Indulging in a post-workout protein shake may be tempting, but you actually don’t always need protein after a workout. For the best results, you should be getting your protein gradually throughout the day. Slamming a post-workout shake generally has no beneficial impact.

Myth 3: It Doesn’t Matter How You Get Your Protein

Not all protein is the same; ideally, you should be getting your protein from sources rich in all the essential amino acids, such as whey protein isolate. While veggies can be sources of protein, they generally don’t contain the large numbers of amino acids that are beneficial to your health.

Myth 4: Eating Protein Increases Your Energy Levels

Another common myth is that if you’re tired, you probably haven’t eaten enough protein. However, unless you’re a vegan who is clearly not getting enough amino-acid-rich protein in your diet or are otherwise depleted of protein, then it’s more likely that your exhaustion has more to do with a lack of sleep than your diet.

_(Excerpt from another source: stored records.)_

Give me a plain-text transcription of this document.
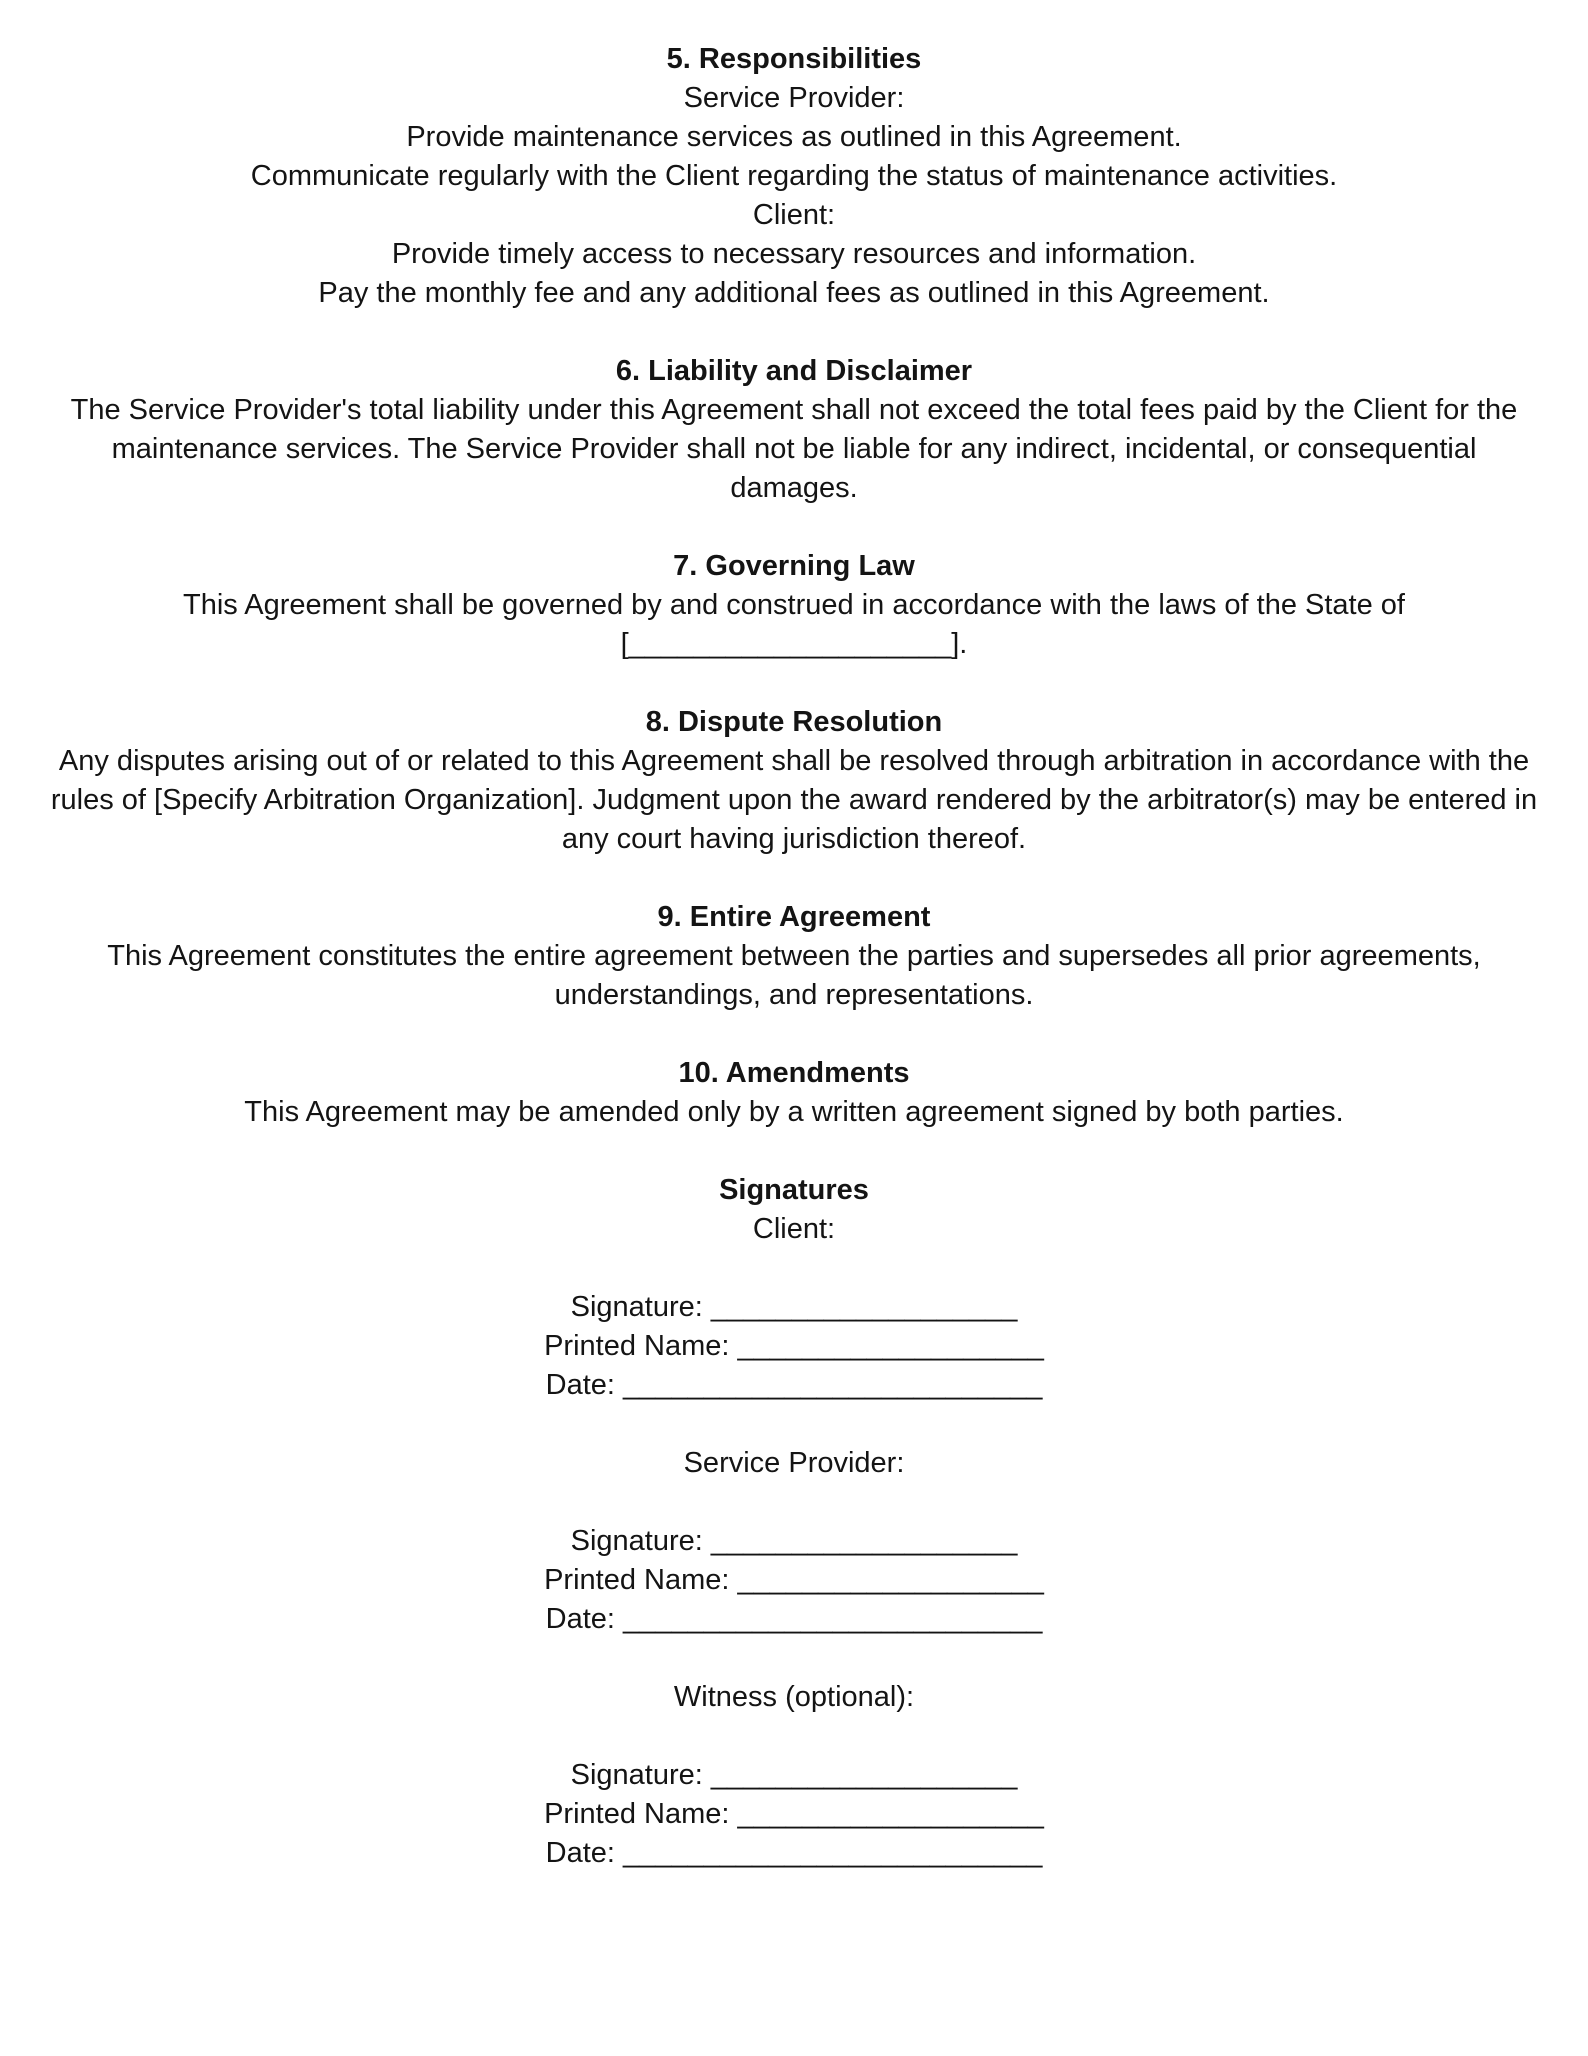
5. Responsibilities
Service Provider:
Provide maintenance services as outlined in this Agreement.
Communicate regularly with the Client regarding the status of maintenance activities.
Client:
Provide timely access to necessary resources and information.
Pay the monthly fee and any additional fees as outlined in this Agreement.
6. Liability and Disclaimer
The Service Provider's total liability under this Agreement shall not exceed the total fees paid by the Client for the maintenance services. The Service Provider shall not be liable for any indirect, incidental, or consequential damages.
7. Governing Law
This Agreement shall be governed by and construed in accordance with the laws of the State of
[____________________].
8. Dispute Resolution
Any disputes arising out of or related to this Agreement shall be resolved through arbitration in accordance with the rules of [Specify Arbitration Organization]. Judgment upon the award rendered by the arbitrator(s) may be entered in any court having jurisdiction thereof.
9. Entire Agreement
This Agreement constitutes the entire agreement between the parties and supersedes all prior agreements, understandings, and representations.
10. Amendments
This Agreement may be amended only by a written agreement signed by both parties.
Signatures
Client:
Signature: ___________________
Printed Name: ___________________
Date: __________________________
Service Provider:
Signature: ___________________
Printed Name: ___________________
Date: __________________________
Witness (optional):
Signature: ___________________
Printed Name: ___________________
Date: __________________________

Myth 5: Increasing Your Protein Intake Will Boost Muscle Mass

Eating more protein alone isn’t enough to grow your muscles. In order for increasing your protein intake to be effective in growing muscle mass, you must also stick with a strength-training regimen. From there, protein will provide the nutrients needed for your muscles to grow larger and stronger, but only after you’ve put them to work.

These are just a few of the most common myths surrounding protein. Are you guilty of falling for any of these? With this new information in mind, hopefully you’ll be able to make better informed decisions regarding your daily diet and nutrition and, as a result, successfully achieve your fitness goals.